Forty-five posters were presented during the Congress. The poster sessions provided a venue for selected abstract submitters to present their latest work. The work ranged from basic science, including a study of a novel reporter-bacteriophage bioluminescent assay to detect bacterial urinary tract infections as presented by Dr Lorenz Leitner, to clinical studies such as the validation of the irritable bowel syndrome quality of life questionnaire in the spinal cord injury population, presented by Dr David Ginsberg.

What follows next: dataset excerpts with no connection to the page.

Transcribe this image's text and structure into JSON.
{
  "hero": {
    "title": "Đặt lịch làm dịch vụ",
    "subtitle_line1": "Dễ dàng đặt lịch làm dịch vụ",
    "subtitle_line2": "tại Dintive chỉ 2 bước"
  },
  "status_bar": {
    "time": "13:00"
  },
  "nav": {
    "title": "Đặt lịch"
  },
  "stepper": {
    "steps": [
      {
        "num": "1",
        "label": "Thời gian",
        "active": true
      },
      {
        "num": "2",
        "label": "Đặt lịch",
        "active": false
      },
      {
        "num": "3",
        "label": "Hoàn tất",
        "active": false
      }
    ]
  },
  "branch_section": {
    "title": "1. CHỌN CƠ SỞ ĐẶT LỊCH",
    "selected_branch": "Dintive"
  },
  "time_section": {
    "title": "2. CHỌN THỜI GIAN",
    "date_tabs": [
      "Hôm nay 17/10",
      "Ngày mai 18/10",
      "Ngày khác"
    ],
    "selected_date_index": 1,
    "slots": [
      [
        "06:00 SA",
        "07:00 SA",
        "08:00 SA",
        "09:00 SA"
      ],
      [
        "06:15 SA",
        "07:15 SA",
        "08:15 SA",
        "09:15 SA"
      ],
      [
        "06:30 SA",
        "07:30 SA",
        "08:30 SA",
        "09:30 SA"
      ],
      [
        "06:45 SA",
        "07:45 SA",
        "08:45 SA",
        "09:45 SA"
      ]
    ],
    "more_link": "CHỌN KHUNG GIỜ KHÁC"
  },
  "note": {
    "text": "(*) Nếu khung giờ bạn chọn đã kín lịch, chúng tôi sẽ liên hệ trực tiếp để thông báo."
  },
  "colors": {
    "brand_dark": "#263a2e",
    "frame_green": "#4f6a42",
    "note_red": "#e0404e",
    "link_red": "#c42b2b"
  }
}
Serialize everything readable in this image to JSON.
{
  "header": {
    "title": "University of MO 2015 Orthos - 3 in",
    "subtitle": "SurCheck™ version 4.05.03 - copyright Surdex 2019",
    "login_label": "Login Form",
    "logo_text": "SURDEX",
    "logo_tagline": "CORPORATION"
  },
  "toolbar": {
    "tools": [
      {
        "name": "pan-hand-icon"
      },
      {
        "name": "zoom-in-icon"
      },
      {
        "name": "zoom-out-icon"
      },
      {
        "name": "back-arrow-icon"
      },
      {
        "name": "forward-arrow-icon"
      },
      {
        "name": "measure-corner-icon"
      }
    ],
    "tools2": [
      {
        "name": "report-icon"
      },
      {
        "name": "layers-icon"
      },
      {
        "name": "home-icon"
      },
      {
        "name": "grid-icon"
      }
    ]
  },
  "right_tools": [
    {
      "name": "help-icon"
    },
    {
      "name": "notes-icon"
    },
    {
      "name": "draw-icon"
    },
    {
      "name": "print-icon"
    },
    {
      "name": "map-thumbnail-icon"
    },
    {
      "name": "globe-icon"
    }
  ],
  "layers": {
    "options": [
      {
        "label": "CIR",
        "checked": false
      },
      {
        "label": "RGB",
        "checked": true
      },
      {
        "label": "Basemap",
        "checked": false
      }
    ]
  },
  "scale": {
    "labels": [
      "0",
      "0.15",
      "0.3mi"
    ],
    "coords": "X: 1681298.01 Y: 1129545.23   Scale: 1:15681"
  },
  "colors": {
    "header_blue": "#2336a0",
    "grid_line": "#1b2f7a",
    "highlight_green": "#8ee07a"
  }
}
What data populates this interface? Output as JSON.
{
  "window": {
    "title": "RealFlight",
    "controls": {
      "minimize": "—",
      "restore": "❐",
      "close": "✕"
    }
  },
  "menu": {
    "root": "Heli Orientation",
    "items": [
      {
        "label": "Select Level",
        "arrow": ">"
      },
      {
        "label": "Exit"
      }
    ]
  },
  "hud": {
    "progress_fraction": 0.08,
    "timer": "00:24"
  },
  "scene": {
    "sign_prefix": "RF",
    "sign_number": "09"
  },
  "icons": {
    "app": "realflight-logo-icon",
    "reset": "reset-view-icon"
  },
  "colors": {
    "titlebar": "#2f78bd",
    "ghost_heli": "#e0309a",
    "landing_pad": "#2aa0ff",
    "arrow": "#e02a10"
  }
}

On the final day of the Congress, the Swiss Continence Foundation selected its 2023 awardee. The Swiss Continence Foundation seeks to support and advance the research and education within the field of neuro-urology and functional urology to improve the quality of care and quality of life with those afflicted with neuro-urological conditions. Its award, which totals 10,000 Swiss francs (approximately $11,200 USD), is awarded annually to the best contribution by a young neuro-urology talent. To select the winner, the Swiss Continence Foundation assembled an independent jury consisting of Drs Martina Liechti, Andrea Sartori, John Stoffel, Jalesh Panicker, and Glenn Werneburg. The jury was moderated by Dr Ulrich Mehnert. The awardee was selected based on the curriculum vitae and a submitted abstract, as well as a research presentation and responses to inquiries of the jury and the general audience. The winner of the 2023 Swiss Continence Foundation Award was Dr Claire Hentzen for her work on the utility of pelvic neurophysiology in the assessment of Tarlov cysts and their relationship with pelvic symptoms (Figure 3).
Finally, the next INUS Annual Congress location was announced. For its 10th anniversary, the INUS Annual Congress will take place back at the location where it was established: Switzerland. The INUS Board (Figure 4) welcomes all those with neuro-urological interest to attend in the winter of 2025.